公園内は、木々が、多く、上野の森、という感じ。
ただ、道は幅広で、広場もあり、鬱蒼としているわけではない。
ほどよく、日の光が、地面に届くようになっている。
そんな中、さらに、北へ歩くと、目の前に、こんもりとした森を戴く、小さな山。
擂鉢山古墳だ。
かつては、他にも、いくつか、古墳があり、古墳群を形成していたらしい。
古代の昔から、住民が暮らしていたわけだ。
さらに言えば、実は、上野の山にあるのは、古墳だけではない。
弥生時代、および、縄文時代の遺跡まであるのだ。
ということは、太古から、ずっと、継続的に、暮らしがあった、ということだな。
上野の山は、とても、居心地のいい場所だったに違いない。
ところで、古墳が完成した後は、どうなったのだろう。
おそらく、国がまとまって、ほどなくして、擂鉢山古墳付近に、五條天神社が創建されたのかな。

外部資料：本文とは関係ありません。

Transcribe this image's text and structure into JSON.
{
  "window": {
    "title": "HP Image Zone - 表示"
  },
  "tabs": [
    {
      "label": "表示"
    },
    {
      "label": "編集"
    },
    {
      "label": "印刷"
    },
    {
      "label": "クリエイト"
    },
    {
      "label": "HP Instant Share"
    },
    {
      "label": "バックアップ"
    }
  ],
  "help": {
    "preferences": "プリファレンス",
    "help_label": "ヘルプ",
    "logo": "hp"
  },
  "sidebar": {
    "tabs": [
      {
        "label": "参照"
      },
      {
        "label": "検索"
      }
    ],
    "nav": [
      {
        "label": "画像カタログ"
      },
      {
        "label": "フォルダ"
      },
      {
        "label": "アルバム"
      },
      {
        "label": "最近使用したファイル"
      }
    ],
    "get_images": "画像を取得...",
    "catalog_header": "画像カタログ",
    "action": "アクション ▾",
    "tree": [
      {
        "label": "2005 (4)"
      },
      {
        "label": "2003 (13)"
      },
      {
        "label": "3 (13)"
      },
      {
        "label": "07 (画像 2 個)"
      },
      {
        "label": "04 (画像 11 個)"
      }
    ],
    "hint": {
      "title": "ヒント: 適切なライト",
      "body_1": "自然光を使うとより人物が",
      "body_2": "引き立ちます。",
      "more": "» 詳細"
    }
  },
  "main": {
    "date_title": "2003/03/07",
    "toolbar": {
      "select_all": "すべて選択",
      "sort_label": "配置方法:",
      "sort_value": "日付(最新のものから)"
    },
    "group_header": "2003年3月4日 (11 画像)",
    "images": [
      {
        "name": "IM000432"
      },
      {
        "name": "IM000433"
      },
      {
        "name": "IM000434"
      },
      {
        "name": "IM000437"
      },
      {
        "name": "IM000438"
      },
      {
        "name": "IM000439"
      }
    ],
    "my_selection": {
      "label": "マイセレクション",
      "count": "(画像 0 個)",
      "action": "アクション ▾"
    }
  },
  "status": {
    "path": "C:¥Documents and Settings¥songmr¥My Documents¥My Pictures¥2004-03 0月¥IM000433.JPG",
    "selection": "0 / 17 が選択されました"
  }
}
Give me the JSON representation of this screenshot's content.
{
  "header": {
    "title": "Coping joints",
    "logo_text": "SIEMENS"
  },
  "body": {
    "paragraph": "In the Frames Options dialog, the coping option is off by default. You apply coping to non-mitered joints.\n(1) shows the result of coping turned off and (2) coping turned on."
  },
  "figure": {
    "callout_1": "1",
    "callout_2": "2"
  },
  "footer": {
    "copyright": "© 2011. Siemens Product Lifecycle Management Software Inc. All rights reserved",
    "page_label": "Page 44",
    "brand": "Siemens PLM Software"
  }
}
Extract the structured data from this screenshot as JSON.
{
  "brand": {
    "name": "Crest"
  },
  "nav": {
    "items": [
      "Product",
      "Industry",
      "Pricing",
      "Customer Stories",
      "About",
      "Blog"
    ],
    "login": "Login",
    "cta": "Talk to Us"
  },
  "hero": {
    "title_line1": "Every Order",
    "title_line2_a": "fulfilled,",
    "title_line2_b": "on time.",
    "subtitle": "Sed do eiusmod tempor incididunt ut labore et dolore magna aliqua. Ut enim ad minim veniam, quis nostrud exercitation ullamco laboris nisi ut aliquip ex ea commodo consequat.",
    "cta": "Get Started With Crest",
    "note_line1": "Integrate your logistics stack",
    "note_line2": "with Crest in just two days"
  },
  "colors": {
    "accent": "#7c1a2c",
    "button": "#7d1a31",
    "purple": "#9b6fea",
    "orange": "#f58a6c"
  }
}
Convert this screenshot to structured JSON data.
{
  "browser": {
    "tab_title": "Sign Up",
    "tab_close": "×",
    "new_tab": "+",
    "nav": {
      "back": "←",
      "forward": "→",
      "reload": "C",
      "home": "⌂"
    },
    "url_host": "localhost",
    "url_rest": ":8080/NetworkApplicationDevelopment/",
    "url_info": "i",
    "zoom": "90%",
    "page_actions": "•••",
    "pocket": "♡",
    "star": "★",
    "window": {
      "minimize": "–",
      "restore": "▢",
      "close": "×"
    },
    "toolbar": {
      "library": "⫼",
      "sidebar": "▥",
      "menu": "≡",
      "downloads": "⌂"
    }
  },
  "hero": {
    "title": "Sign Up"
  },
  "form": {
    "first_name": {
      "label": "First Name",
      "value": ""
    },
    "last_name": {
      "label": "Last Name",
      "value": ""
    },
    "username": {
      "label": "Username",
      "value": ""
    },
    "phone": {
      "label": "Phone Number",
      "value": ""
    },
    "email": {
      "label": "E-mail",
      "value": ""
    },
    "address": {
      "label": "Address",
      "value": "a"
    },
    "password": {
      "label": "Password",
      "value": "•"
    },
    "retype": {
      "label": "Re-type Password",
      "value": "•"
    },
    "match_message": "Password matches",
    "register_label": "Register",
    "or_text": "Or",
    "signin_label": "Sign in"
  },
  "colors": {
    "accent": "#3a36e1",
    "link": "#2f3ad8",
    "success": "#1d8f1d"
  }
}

日本中、いたるところ、同じようなことが起こっていたのだろう。
そして、その後は、……。
もう、まったく、わからない。
たぶん、季節が、何度も、何度も、繰り返し、そして、住民が、何代も何代も、入れ替わり、ずっと、平和な時が、流れていた、と思う。
大きく変わったのは、戦国時代が、終わって、江戸の街が、作られた頃。
最初は、大名屋敷、次いで、すぐに、寛永寺が、創建されるのだ。
でも、広大な寛永寺の境内の中、やっぱり、静かに、時が、流れていたに違いない。
太古の昔と、結局、雰囲気は、同じだ。
公園になった今も、同じく、こうして、静かに時が流れている。